腹筋、背筋を鍛えるとここが変わると本当に実感していますか?
最近私は、“体幹部のインナー・マッスル”が股関節や肩関節周辺の筋群を働かせるためのスイッチの役割をしていると感じています。体幹部を鍛える本当の意味とは、このスイッチを“オン”にして股関節や肩関節周辺の大筋群をうまく働かせることであると考えています。
それでは、このスイッチはどうしてアウター・マッスルでなく、インナー・マッスルなのでしょうか?
股関節や肩関節周辺の大筋群をバネに例えて考えてみることにしましょう。これらの筋肉に大きな力を発揮させるためには、バネである筋肉をいったんしっかりと伸ばして上げることが必要です。というのは、しっかりと伸ばさないと力を蓄えることができないからです。
例えば、スクワットなどの動きでお尻の筋肉(バネ)を使おうと思えばしゃがみ込むときにお尻の筋肉をストレッチしなければなりません。しかし、このとき背中が丸まったり、反ってしまったりすると、本来伸びてほしいお尻の筋肉(バネ)が伸びずに体幹部の筋肉(バネ)が伸びてしまいます。つまり、お尻のバネを伸ばそうとかけた力を体幹部のバネが吸収してしまうのです。
この力を体幹部のバネが吸収してしまわないようにするためには、体幹部が一本の棒のように真っ直ぐに固まった状態になっていなければなりません。
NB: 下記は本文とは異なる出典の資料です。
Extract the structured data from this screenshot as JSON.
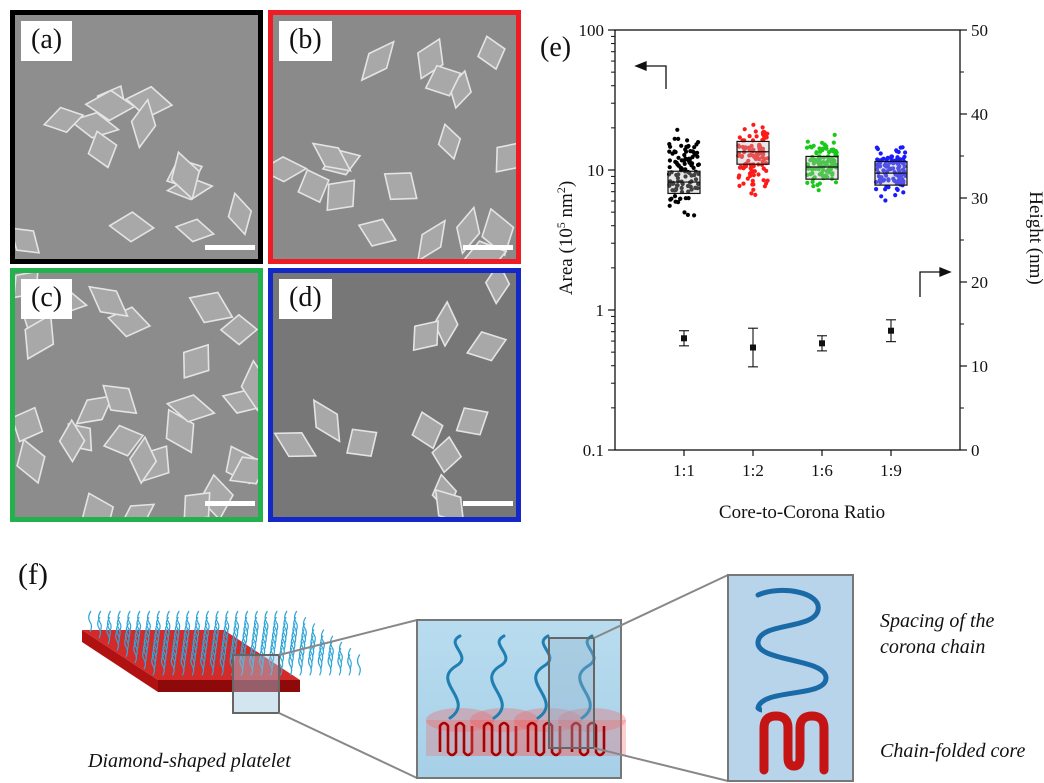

こうした状態になって初めてお尻のバネは伸びてくることになるのです。逆にいうと、そうなっていなければどんなにがんばってもお尻のバネを伸ばすことができません。したがって、お尻の筋肉をうまく働かせるためには、体幹部をしっかりと固定させることが必要になってくるのです。そこで、昔から言われるように「腹筋、背筋を鍛えることが大切だ」ということになるのです。
確かに腹筋、背筋は大切なのですが、腹直筋や脊柱起立筋などのアウター・マッスルは体幹部を一本の棒のように固定するのにあまり役立ちません。これらの筋肉は体幹部を丸めたり、反らしたりといった“動かすための筋肉”であり、“固定するための筋肉”ではないからのです。むしろこうしたアウター・マッスルを働かしてしまうと体幹部を固定するのではなく、動かすことになってしまうため、逆効果になってしまいかねません。したがって、アウター・マッスルばかりをどんなに鍛えても股関節や肩関節の大筋群を働かせるためのスイッチを“オン”にすることはできないのです。
このスイッチを“オン”にできるのは、体幹部を一本の棒のように“固定するための筋肉”であるインナー・マッスルだったのです。インナー・マッスルを鍛えてこそスイッチを“オン”にし続けることができるのです。